Working Papers

Valuing Financial Data

Maryam Farboodi, Dhruv Singal, Laura Veldkamp and Venky Venkateswaran

Winner of the SFI Outstanding Paper Award, 2022
R&R at The Review of Financial Studies

How should an investor value financial data? The answer is complicated because it depends on the characteristics of all investors. We develop a suffcient statistics approach that uses equilibrium asset return moments to summarize all relevant information about others' characteristics. It can value data that is public or private, about one or many assets, relevant for dividends or for sentiment. While different data types, of course, have different valuations, heterogeneous investors also value the same data very differently, which suggests a low price elasticity for data demand. Heterogeneous investors' data valuations are also affected very differentially by market illiquidity.

Droughts and Asset Prices

Oliver Giesecke, Jessica Goldenring, Dhruv Singal

Updated draft forthcoming

Quantifying impact of water scarcity on the economy and asset prices is challenging. We use a Ricardian approach to assess the impact of droughts in California on market valuations of farmland. Two factors aid our analysis---California's semi-arid conditions and quasi-exogenous shocks to groundwater and surface water availability. We combine novel geospatial data on water access, real estate transactions from Zillow, administrative boundaries and remote sensing imagery on crops and other characteristics. Our findings highlight the role of beliefs about climate risk in shaping the market equilibrium. We then extrapolate the differential impact of water scarcity on land prices to evaluate expected future cash flows.

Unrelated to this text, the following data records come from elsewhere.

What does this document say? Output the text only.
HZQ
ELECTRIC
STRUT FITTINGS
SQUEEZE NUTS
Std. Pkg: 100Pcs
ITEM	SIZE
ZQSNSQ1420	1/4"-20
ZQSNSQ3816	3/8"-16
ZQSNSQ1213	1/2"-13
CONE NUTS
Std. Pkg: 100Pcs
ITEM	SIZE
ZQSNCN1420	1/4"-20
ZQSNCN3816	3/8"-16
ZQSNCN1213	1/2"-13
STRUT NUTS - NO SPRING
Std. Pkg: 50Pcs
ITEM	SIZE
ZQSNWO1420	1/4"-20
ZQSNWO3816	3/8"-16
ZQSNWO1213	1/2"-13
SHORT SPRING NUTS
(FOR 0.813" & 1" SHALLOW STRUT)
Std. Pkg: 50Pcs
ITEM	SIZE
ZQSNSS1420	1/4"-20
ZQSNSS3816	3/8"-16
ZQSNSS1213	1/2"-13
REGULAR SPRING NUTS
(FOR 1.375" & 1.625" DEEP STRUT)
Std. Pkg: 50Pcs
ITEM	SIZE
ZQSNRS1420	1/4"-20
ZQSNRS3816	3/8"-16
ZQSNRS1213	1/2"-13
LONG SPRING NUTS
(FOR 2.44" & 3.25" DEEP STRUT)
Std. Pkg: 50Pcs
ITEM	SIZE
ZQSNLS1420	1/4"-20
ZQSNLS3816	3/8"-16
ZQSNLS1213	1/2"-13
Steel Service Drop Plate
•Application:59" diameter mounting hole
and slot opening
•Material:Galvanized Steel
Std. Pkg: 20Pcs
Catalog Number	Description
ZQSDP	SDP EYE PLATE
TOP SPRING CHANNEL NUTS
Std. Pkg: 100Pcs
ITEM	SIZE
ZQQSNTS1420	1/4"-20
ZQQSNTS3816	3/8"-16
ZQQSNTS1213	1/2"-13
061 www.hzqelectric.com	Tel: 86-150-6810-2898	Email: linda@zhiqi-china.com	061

Firm-Country Ties and Cross-Border Financing

Lukas Felix Fischer and Dhruv Singal

Draft forthcoming

Capital flows and trade flows have become increasingly global in the last few decades. How each of them affect the other is still unclear. We combine data on the global universe of corporate bonds (from Bloomberg and Reuters) with shipment-level trade data to study the linkages between firms' exposure via trade to foreign countries, as well as their activities in the debt markets of these countries.

Inter-regional Inequalities: The Role of Governmental Revenues and Spending

Oliver Giesecke and Dhruv Singal

Draft forthcoming

We construct a novel dataset which captures the geographic incidence of government revenues and expenditures. Government revenues and expenditures revenues and expenditures occur on three different levels in the United States: local, state, and federal. At all levels, government revenues and expenditures add and subtract resources from the private sector. The dataset encompasses all revenues and expenditures at the county-level from 2001-2019, and thus allows to see the net resource allocation through the government. We use this dataset to document several new facts about the relationship between economic activity and the resource allocation by the government.